What makes that hard isn’t process design, though. It’s what Edmondson describes as the anxiety zone: the environment where someone on the ground thinks “I’m afraid I need help. I can’t ask for it. I will look foolish.”
Organizations willing to say publicly where AI is working and where it isn’t, to treat the honest account as more valuable than the polished one, are going to learn faster than everyone performing confidence. The ones that can’t will find out what they missed when it’s expensive.
Education, early career professionals, and HR’s role
I was also invited to a discussion about how education is struggling to keep up with the changing needs of industries. It was a diverse group across workforce leaders, researchers, consultants, and folks like me who really wanted to hear what people saw as an opportunity.
Alexandra Levit led the discussion and it was enlightening. She’s the author of many books, including Make School Work, a focused look at work-based learning.
Reducing stigma about trades, better AI training earlier, and how we can create a national policy when so much of what we’re doing is run on a state-by-state or even down to an individual school level.

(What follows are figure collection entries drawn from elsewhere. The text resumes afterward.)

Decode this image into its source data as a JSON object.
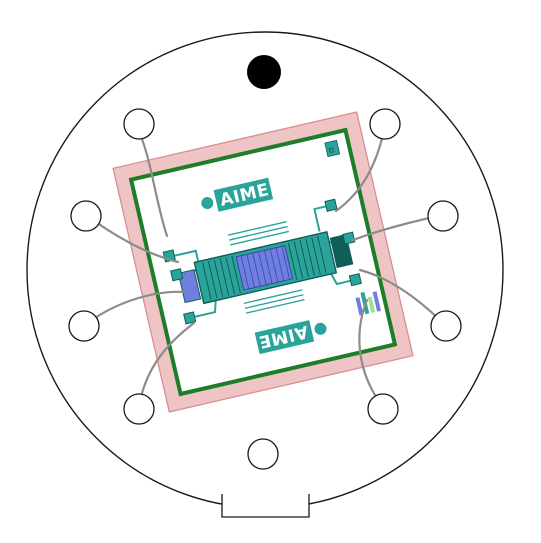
{
  "logos": {
    "top_text": "AIME",
    "bottom_text": "AIME"
  },
  "colors": {
    "package_outline": "#1a1a1a",
    "substrate_fill": "#efc4c4",
    "substrate_edge": "#d88f8f",
    "chip_border": "#1e7d2a",
    "teal": "#2aa39a",
    "dark_teal": "#0f5e58",
    "sensor_blue": "#6f7fe0",
    "wire": "#8c8c8c",
    "indexing_hole": "#000000"
  },
  "icons": [
    "pin-icon",
    "indexing-hole-icon",
    "logo-mark-icon",
    "bond-pad-icon",
    "alignment-mark-icon"
  ]
}
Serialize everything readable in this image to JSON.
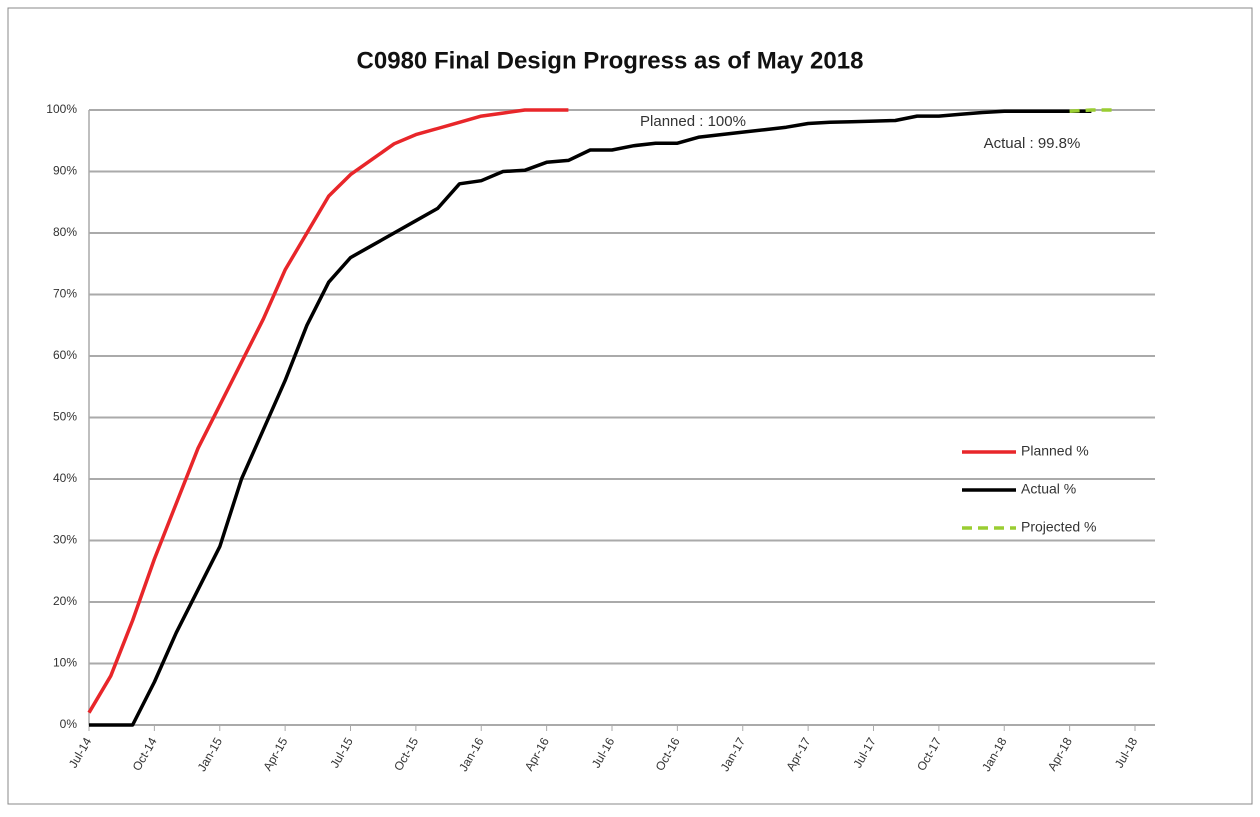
{
  "chart_data": {
    "type": "line",
    "title": "C0980 Final Design Progress as of May 2018",
    "categories": [
      "Jul-14",
      null,
      null,
      "Oct-14",
      null,
      null,
      "Jan-15",
      null,
      null,
      "Apr-15",
      null,
      null,
      "Jul-15",
      null,
      null,
      "Oct-15",
      null,
      null,
      "Jan-16",
      null,
      null,
      "Apr-16",
      null,
      null,
      "Jul-16",
      null,
      null,
      "Oct-16",
      null,
      null,
      "Jan-17",
      null,
      null,
      "Apr-17",
      null,
      null,
      "Jul-17",
      null,
      null,
      "Oct-17",
      null,
      null,
      "Jan-18",
      null,
      null,
      "Apr-18",
      null,
      null,
      "Jul-18"
    ],
    "series": [
      {
        "name": "Planned %",
        "color": "#e8262a",
        "dashed": false,
        "values": [
          2,
          8,
          17,
          27,
          36,
          45,
          52,
          59,
          66,
          74,
          80,
          86,
          89.5,
          92,
          94.5,
          96,
          97,
          98,
          99,
          99.5,
          100,
          100,
          100,
          null,
          null,
          null,
          null,
          null,
          null,
          null,
          null,
          null,
          null,
          null,
          null,
          null,
          null,
          null,
          null,
          null,
          null,
          null,
          null,
          null,
          null,
          null,
          null,
          null,
          null
        ]
      },
      {
        "name": "Actual %",
        "color": "#000000",
        "dashed": false,
        "values": [
          0,
          0,
          0,
          7,
          15,
          22,
          29,
          40,
          48,
          56,
          65,
          72,
          76,
          78,
          80,
          82,
          84,
          88,
          88.5,
          90,
          90.2,
          91.5,
          91.8,
          93.5,
          93.5,
          94.2,
          94.6,
          94.6,
          95.6,
          96,
          96.4,
          96.8,
          97.2,
          97.8,
          98,
          98.1,
          98.2,
          98.3,
          99,
          99,
          99.3,
          99.6,
          99.8,
          99.8,
          99.8,
          99.8,
          99.8,
          null,
          null
        ]
      },
      {
        "name": "Projected %",
        "color": "#9acd32",
        "dashed": true,
        "values": [
          null,
          null,
          null,
          null,
          null,
          null,
          null,
          null,
          null,
          null,
          null,
          null,
          null,
          null,
          null,
          null,
          null,
          null,
          null,
          null,
          null,
          null,
          null,
          null,
          null,
          null,
          null,
          null,
          null,
          null,
          null,
          null,
          null,
          null,
          null,
          null,
          null,
          null,
          null,
          null,
          null,
          null,
          null,
          null,
          null,
          99.8,
          100,
          100,
          null
        ]
      }
    ],
    "ylim": [
      0,
      100
    ],
    "yticks": [
      {
        "value": 0,
        "label": "0%"
      },
      {
        "value": 10,
        "label": "10%"
      },
      {
        "value": 20,
        "label": "20%"
      },
      {
        "value": 30,
        "label": "30%"
      },
      {
        "value": 40,
        "label": "40%"
      },
      {
        "value": 50,
        "label": "50%"
      },
      {
        "value": 60,
        "label": "60%"
      },
      {
        "value": 70,
        "label": "70%"
      },
      {
        "value": 80,
        "label": "80%"
      },
      {
        "value": 90,
        "label": "90%"
      },
      {
        "value": 100,
        "label": "100%"
      }
    ],
    "grid": true,
    "legend": "right",
    "annotations": [
      "Planned : 100%",
      "Actual : 99.8%"
    ]
  }
}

I came away with two takeaways.
Many trades have already figured out the high school-to-career pipeline. It’s one of the meaningful ways that districts have kept graduation rates steady while providing students with the opportunity to jump start their careers. White collar work could (and should) spend time learning from them.

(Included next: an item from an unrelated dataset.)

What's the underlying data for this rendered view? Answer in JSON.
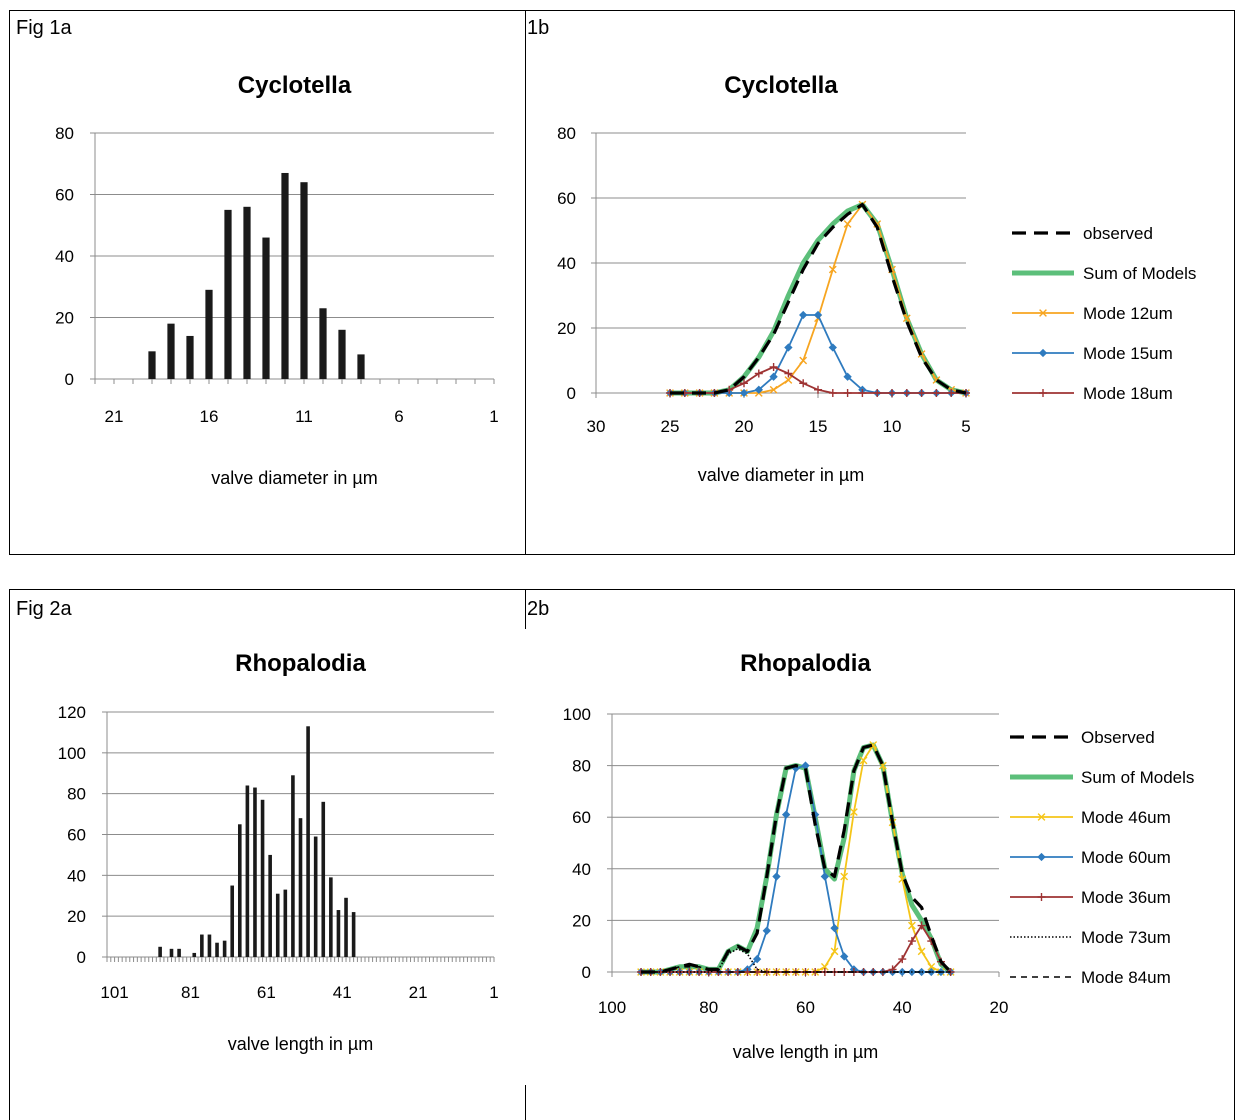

The second takeaway is a little more troubling. As we are diving in head first into AI in education, I continue to wonder how we build up skills like judgement. One of the things I heard from Alexandra is that she can’t use anything out of Claude as is. How does she know it’s not ready for prime time? Years of experience doing work by hand. Seeing how words and numbers come together not only give you judgement, they give you taste.
Building taste and judgement has always just been a repetition game. Do things enough times and you figure out what good should look like and what it takes to get there. But if AI is doing the heavy lifting, how can you judge something as good or complete?
AI boosts developer performance (with a catch)
I’ve strung together a number of posts recently critical of AI, so much so that I got asked if I was anti AI at Unleash. My latest on Reworked talks about AI actually coming through on its promises: Freeing people up to do work. And, while AI has been lauded as an accelerant for mid- to senior-level developers, it’s actually doing numbers with junior developers.
Of course, that comes with a catch.
AI has killed a lot of the collaboration between development teams. Instead of asking a coworker how to solve a problem, they are solving it with AI.
Which, is good and bad. Good in that those senior devs can focus instead of fielding questions. But knowledge transfer? Judgement? The why behind why you do certain things? Those things are missing.
That’s what I worry about. We don’t understand the long term consequences of this, either. Maybe things will turn out fine. But instead of wishing and hoping, I wonder what we do to intentionally build skills necessary to be a good partner with AI if and when we use it. How do I know what to look for? What are my own tendencies as a human being with this very agreeable technology?



I am a huge fan of failure. It's the only way to try stuff and learn. It's also the only path to better questions.